The hooks system fires on_approval_requested when Harbor Master determines approval is required — specifically, when Gate returns Required=true (applies to Approved, Denied, and Pending branches). The orchestrator’s HookDispatcher dispatches the event after the gate decision lands; the harbormaster package itself stays hook-agnostic. Use this hook to page oncall, post to Slack, or auto-escalate:
# hooks_config row (illustrative -- registration is config-time)

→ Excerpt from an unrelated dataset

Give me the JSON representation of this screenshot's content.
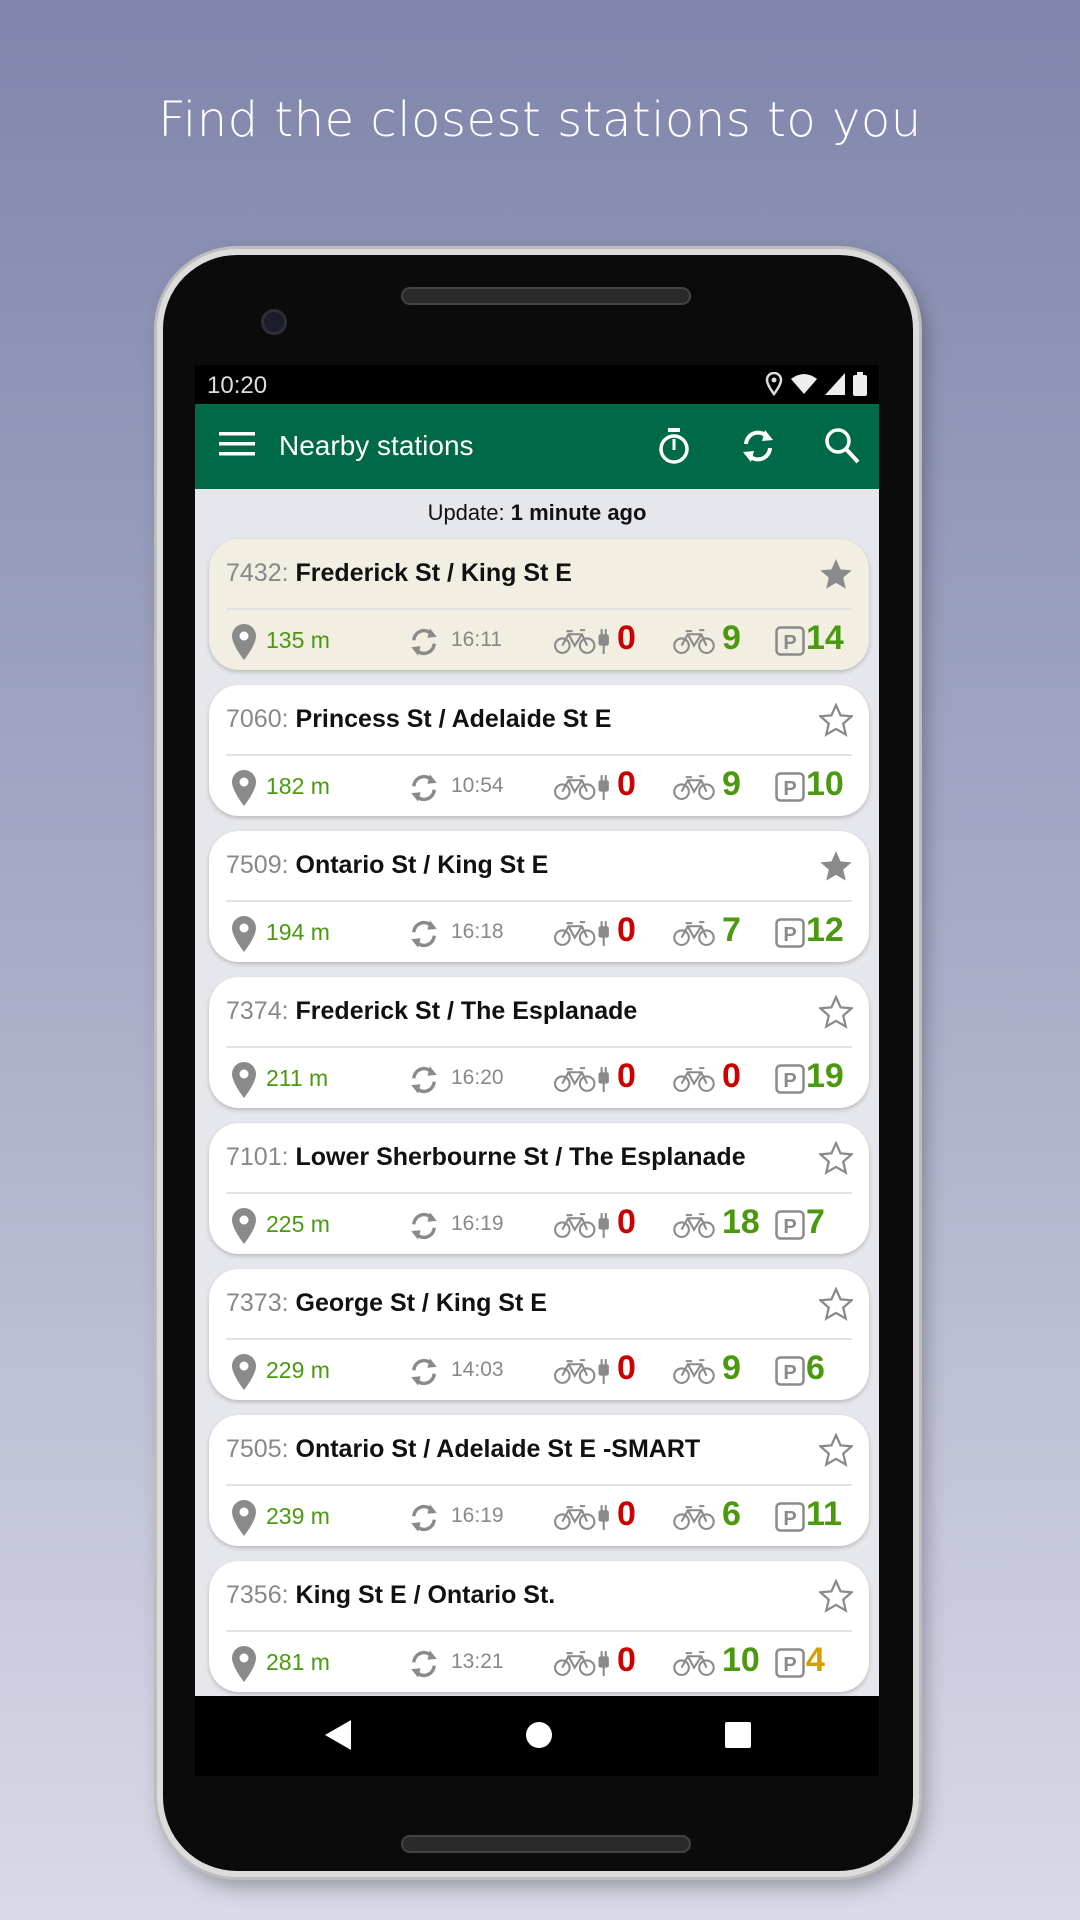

event: on_approval_requested
handler_kind: http
handler_config:
  url: https://hooks.slack.com/services/...
  method: POST
matcher:
  severities: ["high", "critical"]

Reward-adjusted gating

Every Decide call also feeds gate_reward_history — one row per outcome, keyed by (workspace_id, tool_name, args_hash). On the next Gate() call for the same shape, harbormaster.AdjustMode walks the last 20 outcomes and:
  • downgrades sync → async when approval rate > 90% (humans are rubber-stamping — stop blocking the agent)

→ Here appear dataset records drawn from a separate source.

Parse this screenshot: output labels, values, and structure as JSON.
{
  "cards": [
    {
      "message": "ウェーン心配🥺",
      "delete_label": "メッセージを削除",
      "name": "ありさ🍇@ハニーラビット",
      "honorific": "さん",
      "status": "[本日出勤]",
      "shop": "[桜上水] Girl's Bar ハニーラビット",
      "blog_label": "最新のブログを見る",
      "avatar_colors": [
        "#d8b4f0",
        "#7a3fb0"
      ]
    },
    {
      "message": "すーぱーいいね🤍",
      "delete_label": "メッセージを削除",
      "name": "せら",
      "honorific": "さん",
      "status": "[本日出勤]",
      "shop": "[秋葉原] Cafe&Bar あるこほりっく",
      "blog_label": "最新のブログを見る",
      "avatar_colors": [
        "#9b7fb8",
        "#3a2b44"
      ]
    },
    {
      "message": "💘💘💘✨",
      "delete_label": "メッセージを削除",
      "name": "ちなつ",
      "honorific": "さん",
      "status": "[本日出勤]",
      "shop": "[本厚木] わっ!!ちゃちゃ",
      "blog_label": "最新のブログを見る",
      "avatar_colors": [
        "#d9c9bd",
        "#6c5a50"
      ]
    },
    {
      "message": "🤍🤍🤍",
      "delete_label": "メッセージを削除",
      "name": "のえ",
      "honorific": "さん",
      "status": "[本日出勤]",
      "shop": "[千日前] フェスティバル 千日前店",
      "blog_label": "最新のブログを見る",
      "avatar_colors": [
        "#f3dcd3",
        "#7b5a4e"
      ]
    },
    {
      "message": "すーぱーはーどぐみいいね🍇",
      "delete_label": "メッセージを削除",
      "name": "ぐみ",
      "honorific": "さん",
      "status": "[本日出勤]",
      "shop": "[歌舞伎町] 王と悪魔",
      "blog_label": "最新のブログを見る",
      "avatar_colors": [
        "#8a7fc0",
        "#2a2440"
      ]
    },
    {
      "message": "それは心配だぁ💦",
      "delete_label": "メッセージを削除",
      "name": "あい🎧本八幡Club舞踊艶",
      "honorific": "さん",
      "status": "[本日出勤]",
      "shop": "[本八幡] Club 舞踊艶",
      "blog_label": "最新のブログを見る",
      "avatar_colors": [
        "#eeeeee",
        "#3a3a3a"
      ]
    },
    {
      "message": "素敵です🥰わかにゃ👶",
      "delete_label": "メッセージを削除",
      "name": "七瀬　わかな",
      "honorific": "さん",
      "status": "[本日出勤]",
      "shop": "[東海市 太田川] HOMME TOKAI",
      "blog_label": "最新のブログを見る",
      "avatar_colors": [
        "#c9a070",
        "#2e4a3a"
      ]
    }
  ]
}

  • upgrades async → sync when denial rate > 70% (humans are rejecting — start blocking instead of logging and running anyway)

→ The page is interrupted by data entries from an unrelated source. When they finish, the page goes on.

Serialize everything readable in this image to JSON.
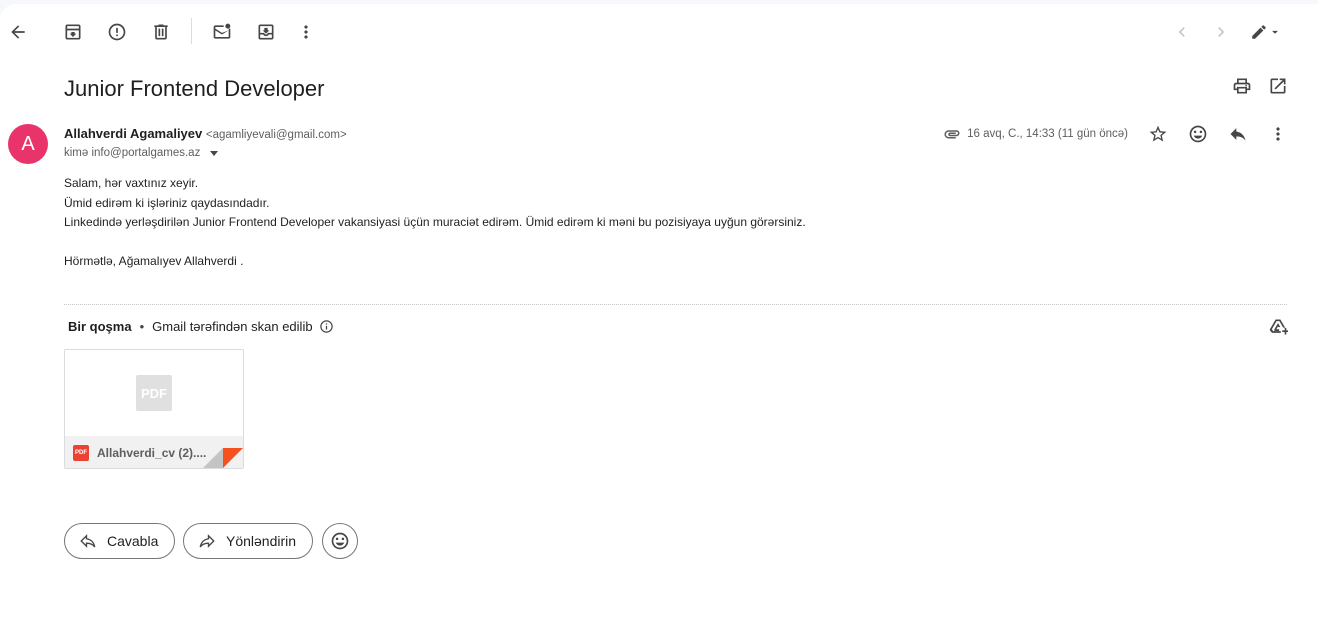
{
  "toolbar": {
    "back": "arrow-left-icon",
    "archive": "archive-icon",
    "spam": "report-spam-icon",
    "delete": "trash-icon",
    "mark_unread": "mark-unread-icon",
    "move": "move-to-icon",
    "more": "more-vert-icon"
  },
  "subject": "Junior Frontend Developer",
  "sender": {
    "avatar_letter": "A",
    "avatar_color": "#e8336b",
    "name": "Allahverdi Agamaliyev",
    "email": "<agamliyevali@gmail.com>",
    "to_line": "kimə info@portalgames.az",
    "date": "16 avq, C., 14:33 (11 gün öncə)"
  },
  "body": {
    "lines": [
      "Salam, hər vaxtınız xeyir.",
      "Ümid edirəm ki işləriniz qaydasındadır.",
      "Linkedində yerləşdirilən Junior Frontend Developer vakansiyasi üçün muraciət edirəm. Ümid edirəm ki məni bu pozisiyaya uyğun görərsiniz.",
      "",
      "Hörmətlə, Ağamalıyev Allahverdi ."
    ]
  },
  "attachments": {
    "count_label": "Bir qoşma",
    "separator": "•",
    "scan_label": "Gmail tərəfindən skan edilib",
    "file": {
      "name": "Allahverdi_cv (2)....",
      "type_badge": "PDF"
    }
  },
  "actions": {
    "reply": "Cavabla",
    "forward": "Yönləndirin"
  },
  "colors": {
    "accent_red": "#ea4335",
    "fold_orange": "#f4511e"
  }
}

Both require a quorum of at least RewardHistorySize/2 = 10 decisions before tuning — a single denial won’t flip the mode. Timeouts and cancellations are tracked but excluded from the rate calculation so inaction doesn’t dilute operator intent. Every mode change emits a keeper.rule_auto_tuned journal entry so the audit trail shows why a later call took a different path than the rule says. Reset — operators can wipe the rolling window for a tool via CLI:
crewship approvals reset-auto-tuning shell.exec
# → Reset auto-tuning for "shell.exec" — cleared 17 rows from gate_reward_history
or HTTP:
curl -X POST /api/v1/approvals/reset-auto-tuning -d '{"tool":"shell.exec"}'
Use when automation approved on behalf of humans for a while and biased the window (the next decisions will retrain naturally). args_hash is a sha256 over JSON-sorted keys — the raw args are never stored in gate_reward_history, only in the original approvals_queue row. Semantically-equal calls hash the same, so one cohort per operation shape. Inspired by Self-Evolve’s Q-value update loop, simplified: operator decision is the signal (no LLM judge needed).

Gotchas

  • Only OWNER and ADMIN can decide. The Decide handler inline-checks RoleFromContext and returns 403 for anyone else. This used to be documented as “middleware-enforced” but there was no middleware — the check is now explicit in the handler.
  • Soft-delete = denial. If the row vanishes between enqueue and poll (e.g. DB cleanup), Gate fails closed with Denied=true.
  • Sync mode holds an HTTP goroutine. A long-running sync approval pins one connection. Don’t route high-volume traffic through sync mode; use async + a hook for routing.
  • TimeoutSecs is per-call. If a caller passes 30 and the sweeper interval is 30, you can get one extra poll where the row is still pending but timeout_at has passed — both paths converge, but test expectations should allow 1-2s of slop.